There's a shortage of perfect movies in this world. It would be a pity to damage this one
- 2019 tweet from Cary Elwes in response to a suggestion that there could be a remake of The Princess Bride movie
Cary Elwes played the iconic role of Westley in the 1987 movie The Princess Bride, based on the book of the same name by William Goldman. It's a brilliant book, made into a brilliant movie, and with this, now the background subject of this great memoir. Elwes was inspired to write about his memories of filming the movie while attending the 25th anniversary cast reunion at the 2012 New York Film Festival. This movie has obviously had a great impact on his life.
The story of The Princess Bride is a timeless classic, a tale of love and adventure, of heroes and villains, of pirates and sword fights and giants. Apart from the great story, it's also incredibly funny. William Goldman wrote the book in 1973, then wrote the screenplay later the same year for 20th Century Fox who had bought the film rights. After there had been several failed attempts to make the movie, Goldman bought back the film rights to his book. Rob Reiner finally persuaded Goldman to allow him to make the movie in 1986. All this is told to us as background, as Elwes tells the story of how he became involved in the project after being cast as Westley, the farm boy who becomes the Dread Pirate Roberts. This movie obviously means a huge amount to Elwes; he bubbles with enthusiasm for the project and with affection for all of the cast and crew.
I initially started this book as an audiobook, and that is a great way to experience the it, as Elwes narrates the majority of it, with other members of the cast and the director chiming in occasionally. Listening to his beautiful voice is like having him in the room chatting about the movie. But then I found out that the physical version has photos, so I bought a copy of that as well. I am obviously a huge fan of this movie and I wanted to experience the book in both formats. When my physical copy arrived, not only did I find the promised photos, but also a beautiful limited-edition poster.
There are no scandals disclosed in this memoir. Elwes appears to love everyone involved with the project and has nothing bad to say about anyone, except for himself and his own occasional stupidity. Without scandals this might be a bit dull for anyone who isn't a fan of the movie. But I unashamedly love this movie, so for me, Elwes’s reminiscences were perfect. I re-watched the movie the day I finished the book, this time watching for the scenes Elwes specifically discusses, such as the scene he had to film immediately after breaking his toe when he crashed André the Giant's ATV. Once you know this happened, you can spot the slight limping and the favouring of the foot in the scene. Coincidentally, this is also the scene where he delivers the line
Life is Pain. Anyone who says different is trying to sell you something. Life was indeed pain for Elwes for several weeks after this, especially as he still had to continue with his daily fencing training in addition to his filming schedule.

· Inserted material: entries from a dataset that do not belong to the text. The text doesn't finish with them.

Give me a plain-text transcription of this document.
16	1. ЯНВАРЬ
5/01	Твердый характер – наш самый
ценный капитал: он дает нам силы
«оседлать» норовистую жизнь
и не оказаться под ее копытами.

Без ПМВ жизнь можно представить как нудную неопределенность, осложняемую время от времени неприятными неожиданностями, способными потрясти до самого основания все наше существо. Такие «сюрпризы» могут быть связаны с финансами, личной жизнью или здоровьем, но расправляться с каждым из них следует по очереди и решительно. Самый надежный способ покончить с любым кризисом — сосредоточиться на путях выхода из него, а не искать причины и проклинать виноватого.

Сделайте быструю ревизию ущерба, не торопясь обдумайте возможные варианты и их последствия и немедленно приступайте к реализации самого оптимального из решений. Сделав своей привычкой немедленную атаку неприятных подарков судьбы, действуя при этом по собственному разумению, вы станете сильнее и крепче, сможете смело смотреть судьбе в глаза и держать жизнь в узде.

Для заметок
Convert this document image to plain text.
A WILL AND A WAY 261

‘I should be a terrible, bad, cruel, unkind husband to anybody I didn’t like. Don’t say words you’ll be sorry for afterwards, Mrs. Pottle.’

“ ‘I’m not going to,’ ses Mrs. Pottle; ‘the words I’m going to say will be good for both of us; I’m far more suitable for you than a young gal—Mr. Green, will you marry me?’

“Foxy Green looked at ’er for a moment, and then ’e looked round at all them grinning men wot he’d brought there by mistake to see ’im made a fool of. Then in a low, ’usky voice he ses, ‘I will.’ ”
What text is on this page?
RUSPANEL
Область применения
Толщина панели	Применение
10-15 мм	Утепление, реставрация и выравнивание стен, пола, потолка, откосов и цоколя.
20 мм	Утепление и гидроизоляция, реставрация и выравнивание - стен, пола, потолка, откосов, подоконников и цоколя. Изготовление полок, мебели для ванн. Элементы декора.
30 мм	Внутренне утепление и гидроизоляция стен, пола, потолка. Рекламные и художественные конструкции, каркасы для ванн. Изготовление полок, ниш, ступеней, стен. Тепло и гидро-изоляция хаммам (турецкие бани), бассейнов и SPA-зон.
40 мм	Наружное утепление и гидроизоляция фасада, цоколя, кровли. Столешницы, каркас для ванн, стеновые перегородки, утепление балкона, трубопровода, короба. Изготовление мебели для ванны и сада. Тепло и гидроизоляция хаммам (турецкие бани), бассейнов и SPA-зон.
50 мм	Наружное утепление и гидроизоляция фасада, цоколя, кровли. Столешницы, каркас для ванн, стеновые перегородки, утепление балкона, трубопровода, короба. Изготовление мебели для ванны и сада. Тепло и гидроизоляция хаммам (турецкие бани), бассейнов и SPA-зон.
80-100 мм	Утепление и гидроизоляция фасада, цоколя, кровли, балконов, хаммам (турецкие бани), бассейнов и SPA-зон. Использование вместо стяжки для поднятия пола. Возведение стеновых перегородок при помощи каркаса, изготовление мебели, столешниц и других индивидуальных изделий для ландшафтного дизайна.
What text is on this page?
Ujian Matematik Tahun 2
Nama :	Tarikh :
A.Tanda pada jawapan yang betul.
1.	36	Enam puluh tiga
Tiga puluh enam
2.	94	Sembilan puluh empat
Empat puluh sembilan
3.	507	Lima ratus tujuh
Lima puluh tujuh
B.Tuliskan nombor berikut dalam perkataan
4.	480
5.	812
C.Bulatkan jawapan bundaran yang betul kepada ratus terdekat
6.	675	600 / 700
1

There are some really great reminiscences in this book. The chapter on the fencing training for the sword fight was especially interesting to me. Both Elwes and Mandy Patinkin trained nine to five, five days a week for two and a half weeks before filming started, then kept up their training every day of the four months of shooting in every free moment they had between takes. Both went from fencing novices to being proficient enough to complete the entire fight sequence (minus the acrobatics) in a single take without mistake, and with the strength to repeat this multiple times a day for four days, as the fight was shot from every conceivable angle and point of view. This scene was the reason I first watched the movie - my fencing instructor at university told all of us that fighting with that much skill while keeping up the witty repartee was what we each had to aspire to.
The stories of the few days Billy Crystal was on set are also particularly great reading, as Crystal improvised different jokes with every re-take. Some of the funniest lines in the movie were ad-libs, such as adding to the original line of
The king's stinking son fired me the additional words
and thank you so much for bringing up such a painful subject. While you're at it, why don't you give me a nice paper cut and pour lemon juice on it? However, not all of Crystal's improvs made the final cut, as lines such as
Don't rush me, sonny. I had a difficult night last night. I found my nephew with a sheep! were deemed a little too blue for a family friendly movie. Apparently, Rob Reiner, the director, was banished from the soundstage for these scenes by the sound department, for laughing too much at Crystal's performances. And Elwes was banished with him, after he botched a number of takes by laughing when he was supposedly (mostly) dead. It was stories like this and many similar ones that makes this memoir such a great read for any fan of the movie.
Overall, this was a great book to both read and to listen to. Highly recommended to anyone who loves The Princess Bride.
The limited-edition poster which came with my edition of the book
Cary Elwes as Westley, the farm hand
25th anniversary cast reunion for The Princess Bride
Westley and Inigo Montoya (Mandy Patinkin) in the fight scene. Except for the acrobatic stunts, the fight scene was performed entirely by Elwes and Patinkin who spent months training to become expert swordsmen for the ‘greatest swordfight in modern history’.